My good days scare my husband, which makes me sad.
After 17 months he expects my bad days and he has learned how to prepare himself for them. He can feel them coming and it’s almost a relief for him when they arrive, the anticipation is worse than the tears. I think he in a sick twisted way, likes the bad days, he needs my anger, it is what he thinks he deserves. He does, but I’m getting tired of giving him the punishment he craves. I’m tired of baking hate filled cookies and cramming them down his throat, watching him swallow over and over and ask for more. I’m kind of ready to move on, to maybe bake some cookies with sprinkles or chocolate chips, no one else likes the ones oozing hate.
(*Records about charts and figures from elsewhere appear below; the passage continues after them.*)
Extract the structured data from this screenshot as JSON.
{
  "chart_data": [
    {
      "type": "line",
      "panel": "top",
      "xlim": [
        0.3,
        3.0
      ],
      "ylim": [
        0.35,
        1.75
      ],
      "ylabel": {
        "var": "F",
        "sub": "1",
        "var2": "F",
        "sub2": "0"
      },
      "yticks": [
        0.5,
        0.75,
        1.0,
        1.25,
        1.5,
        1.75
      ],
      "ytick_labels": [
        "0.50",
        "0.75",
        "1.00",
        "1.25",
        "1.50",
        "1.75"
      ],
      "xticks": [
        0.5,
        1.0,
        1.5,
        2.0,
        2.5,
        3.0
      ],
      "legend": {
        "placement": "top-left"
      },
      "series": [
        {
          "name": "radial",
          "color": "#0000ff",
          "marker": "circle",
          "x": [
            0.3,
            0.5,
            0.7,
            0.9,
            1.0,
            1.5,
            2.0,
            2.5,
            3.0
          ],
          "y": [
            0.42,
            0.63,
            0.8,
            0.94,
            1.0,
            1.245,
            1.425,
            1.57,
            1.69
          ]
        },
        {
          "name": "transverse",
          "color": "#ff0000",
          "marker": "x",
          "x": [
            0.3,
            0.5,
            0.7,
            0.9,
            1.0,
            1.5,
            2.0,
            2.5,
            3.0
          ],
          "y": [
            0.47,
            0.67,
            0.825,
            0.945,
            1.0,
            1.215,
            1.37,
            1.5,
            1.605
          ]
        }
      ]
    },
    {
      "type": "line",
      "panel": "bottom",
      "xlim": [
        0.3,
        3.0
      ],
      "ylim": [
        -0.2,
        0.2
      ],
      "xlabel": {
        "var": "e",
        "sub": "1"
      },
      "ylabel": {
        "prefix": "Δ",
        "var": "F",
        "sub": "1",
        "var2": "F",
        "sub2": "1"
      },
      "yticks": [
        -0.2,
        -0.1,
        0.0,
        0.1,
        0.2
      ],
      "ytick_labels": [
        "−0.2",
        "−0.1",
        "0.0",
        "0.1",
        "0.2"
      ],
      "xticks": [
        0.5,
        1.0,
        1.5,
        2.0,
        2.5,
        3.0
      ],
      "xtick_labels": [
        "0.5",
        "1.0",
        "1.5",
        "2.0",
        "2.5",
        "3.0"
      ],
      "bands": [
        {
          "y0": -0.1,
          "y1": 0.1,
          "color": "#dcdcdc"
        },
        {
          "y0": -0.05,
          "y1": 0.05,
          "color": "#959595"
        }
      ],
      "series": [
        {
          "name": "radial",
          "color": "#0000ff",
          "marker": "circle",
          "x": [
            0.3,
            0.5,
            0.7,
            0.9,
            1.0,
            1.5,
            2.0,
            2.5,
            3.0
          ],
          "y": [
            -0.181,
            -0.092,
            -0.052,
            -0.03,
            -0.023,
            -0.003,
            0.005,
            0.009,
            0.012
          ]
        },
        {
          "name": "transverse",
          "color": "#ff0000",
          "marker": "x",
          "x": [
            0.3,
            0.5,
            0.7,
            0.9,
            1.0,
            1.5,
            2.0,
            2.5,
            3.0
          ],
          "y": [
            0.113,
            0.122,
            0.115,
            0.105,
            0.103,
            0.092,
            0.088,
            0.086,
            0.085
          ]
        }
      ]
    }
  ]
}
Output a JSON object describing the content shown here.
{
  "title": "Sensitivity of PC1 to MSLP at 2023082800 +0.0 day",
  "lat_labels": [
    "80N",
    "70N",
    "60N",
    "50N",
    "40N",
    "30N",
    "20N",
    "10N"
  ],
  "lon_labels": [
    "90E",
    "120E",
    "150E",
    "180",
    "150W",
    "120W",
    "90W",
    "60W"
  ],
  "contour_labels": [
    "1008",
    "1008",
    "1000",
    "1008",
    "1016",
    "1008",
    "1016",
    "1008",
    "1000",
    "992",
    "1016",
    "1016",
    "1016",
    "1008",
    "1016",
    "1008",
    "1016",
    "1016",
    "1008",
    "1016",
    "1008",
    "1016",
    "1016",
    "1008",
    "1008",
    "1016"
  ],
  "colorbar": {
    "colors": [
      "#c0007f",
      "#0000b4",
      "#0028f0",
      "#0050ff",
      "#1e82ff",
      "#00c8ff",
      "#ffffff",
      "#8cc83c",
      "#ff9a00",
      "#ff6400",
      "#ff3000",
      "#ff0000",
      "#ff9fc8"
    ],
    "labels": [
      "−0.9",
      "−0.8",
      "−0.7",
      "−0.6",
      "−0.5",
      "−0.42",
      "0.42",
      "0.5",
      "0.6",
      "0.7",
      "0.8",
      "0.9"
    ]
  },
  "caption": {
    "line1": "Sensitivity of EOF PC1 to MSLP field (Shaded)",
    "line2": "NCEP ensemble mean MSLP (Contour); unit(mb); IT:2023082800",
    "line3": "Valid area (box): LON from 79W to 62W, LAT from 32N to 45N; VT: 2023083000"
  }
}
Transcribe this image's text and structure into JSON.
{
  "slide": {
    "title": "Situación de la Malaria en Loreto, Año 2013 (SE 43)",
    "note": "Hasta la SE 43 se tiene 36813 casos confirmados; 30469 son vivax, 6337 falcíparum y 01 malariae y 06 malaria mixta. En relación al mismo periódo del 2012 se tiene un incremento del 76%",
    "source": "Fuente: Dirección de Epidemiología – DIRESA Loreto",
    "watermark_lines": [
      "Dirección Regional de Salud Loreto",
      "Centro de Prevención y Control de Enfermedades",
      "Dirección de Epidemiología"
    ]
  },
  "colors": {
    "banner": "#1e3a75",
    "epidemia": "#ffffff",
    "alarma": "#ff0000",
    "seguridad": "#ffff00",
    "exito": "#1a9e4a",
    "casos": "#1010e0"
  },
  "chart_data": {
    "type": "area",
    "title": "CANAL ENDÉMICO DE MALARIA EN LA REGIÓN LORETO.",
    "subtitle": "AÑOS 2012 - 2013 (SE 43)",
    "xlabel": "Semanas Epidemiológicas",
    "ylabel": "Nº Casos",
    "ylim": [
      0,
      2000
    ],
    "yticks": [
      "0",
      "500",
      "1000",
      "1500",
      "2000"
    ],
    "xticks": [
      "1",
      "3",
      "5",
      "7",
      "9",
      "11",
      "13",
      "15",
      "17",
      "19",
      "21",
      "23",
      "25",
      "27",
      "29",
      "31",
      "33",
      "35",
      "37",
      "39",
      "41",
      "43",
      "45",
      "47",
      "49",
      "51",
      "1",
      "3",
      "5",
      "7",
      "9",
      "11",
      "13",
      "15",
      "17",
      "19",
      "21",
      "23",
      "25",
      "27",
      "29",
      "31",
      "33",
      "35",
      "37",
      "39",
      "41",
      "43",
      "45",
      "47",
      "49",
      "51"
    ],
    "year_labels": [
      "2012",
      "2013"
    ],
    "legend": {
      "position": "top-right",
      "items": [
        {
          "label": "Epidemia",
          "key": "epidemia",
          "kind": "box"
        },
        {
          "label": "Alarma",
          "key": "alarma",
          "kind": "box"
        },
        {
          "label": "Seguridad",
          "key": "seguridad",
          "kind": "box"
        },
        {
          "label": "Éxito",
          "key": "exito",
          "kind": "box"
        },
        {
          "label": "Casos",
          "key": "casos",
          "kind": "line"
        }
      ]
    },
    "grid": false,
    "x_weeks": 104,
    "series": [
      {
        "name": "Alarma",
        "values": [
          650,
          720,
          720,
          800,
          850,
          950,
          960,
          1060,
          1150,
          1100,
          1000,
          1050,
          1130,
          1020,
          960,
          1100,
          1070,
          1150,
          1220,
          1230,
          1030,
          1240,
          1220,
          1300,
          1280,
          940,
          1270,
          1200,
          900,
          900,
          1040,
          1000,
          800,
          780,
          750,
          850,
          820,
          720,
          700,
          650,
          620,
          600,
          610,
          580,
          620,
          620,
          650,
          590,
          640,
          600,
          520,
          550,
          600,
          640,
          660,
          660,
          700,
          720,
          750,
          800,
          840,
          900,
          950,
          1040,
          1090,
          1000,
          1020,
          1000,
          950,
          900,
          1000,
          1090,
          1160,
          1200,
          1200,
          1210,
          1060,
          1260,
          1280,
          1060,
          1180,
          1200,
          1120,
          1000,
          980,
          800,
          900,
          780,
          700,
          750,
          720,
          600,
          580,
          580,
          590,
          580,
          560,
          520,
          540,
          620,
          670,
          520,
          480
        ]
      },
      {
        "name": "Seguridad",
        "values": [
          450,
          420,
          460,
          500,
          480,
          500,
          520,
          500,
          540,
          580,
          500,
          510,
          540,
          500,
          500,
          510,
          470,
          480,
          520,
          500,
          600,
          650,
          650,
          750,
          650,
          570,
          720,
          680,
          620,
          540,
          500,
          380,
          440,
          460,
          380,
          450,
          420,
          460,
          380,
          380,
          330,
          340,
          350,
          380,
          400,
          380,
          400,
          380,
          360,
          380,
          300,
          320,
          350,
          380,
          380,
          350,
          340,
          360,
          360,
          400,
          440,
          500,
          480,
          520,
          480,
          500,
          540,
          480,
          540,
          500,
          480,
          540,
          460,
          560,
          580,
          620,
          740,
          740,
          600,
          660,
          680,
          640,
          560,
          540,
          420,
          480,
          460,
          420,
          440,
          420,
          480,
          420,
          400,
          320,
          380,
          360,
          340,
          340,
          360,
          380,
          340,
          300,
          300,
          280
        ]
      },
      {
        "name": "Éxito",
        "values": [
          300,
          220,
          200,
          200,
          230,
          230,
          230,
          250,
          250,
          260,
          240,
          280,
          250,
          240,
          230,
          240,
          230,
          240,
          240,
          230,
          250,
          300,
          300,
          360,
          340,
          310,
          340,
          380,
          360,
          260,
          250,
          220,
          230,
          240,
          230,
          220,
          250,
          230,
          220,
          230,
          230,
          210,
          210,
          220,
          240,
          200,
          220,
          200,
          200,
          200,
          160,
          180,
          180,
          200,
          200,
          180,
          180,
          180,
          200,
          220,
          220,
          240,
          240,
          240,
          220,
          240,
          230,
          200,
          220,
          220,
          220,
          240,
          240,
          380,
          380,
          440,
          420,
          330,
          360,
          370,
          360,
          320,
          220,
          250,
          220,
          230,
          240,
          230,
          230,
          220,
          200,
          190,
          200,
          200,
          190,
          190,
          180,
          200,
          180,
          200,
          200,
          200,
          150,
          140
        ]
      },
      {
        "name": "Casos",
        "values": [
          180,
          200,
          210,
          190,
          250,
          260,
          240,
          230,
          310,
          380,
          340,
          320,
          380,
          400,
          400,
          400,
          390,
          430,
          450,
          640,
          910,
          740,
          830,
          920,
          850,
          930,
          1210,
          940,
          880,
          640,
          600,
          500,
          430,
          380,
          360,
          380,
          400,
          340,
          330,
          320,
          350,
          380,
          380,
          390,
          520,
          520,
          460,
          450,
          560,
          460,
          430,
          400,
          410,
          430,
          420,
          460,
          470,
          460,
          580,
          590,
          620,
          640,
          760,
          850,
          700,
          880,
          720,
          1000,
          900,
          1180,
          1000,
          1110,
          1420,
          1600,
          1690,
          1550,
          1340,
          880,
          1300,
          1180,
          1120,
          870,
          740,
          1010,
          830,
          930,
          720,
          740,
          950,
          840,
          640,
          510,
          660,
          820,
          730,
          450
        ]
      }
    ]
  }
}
I’ve had a good couple of weeks, no breakdowns since my middle son’s prom. I’ve been able to side step triggers, and at times disarm them with laughter. He has been distant and sad, he pulls me close at bedtime and jumps if I get up for a drink or to shut windows on the brewing storms. He hugs me and tells me how sorry he is, and randomly texts me throughout the days. Texts which tell me how sorry he is for the Hell he has made my life, for breaking me, for letting me down…he texted me while away on a business trip “I am a good person”, I often wonder about the demons he continues to fight. How many of them wear my face and use my words to hurt him?
I have been productive and busy, planting flowers and digging holes, scrubbing floors and throwing out junk. I have been as normal as I ever have been since D-day, and it is breaking his heart. He is getting a glimpse of the woman I was before he started his affair, before my world came crashing down, and it hurts him.
I wish he didn’t miss me, I wish he didn’t love the person I was, because she comes to visit but she never stays. I know when the triggers overload me, and the voices get loud again, I/she will be gone. The sadness will return and he will come home to dying flowers and a dirty house again. I wish he had realized he loved me and what he was going to lose before the affair. I wish he hadn’t been blinded by whore colored glasses and the promises of fun and no resposobilites…I wish I could give him the person I was back forever.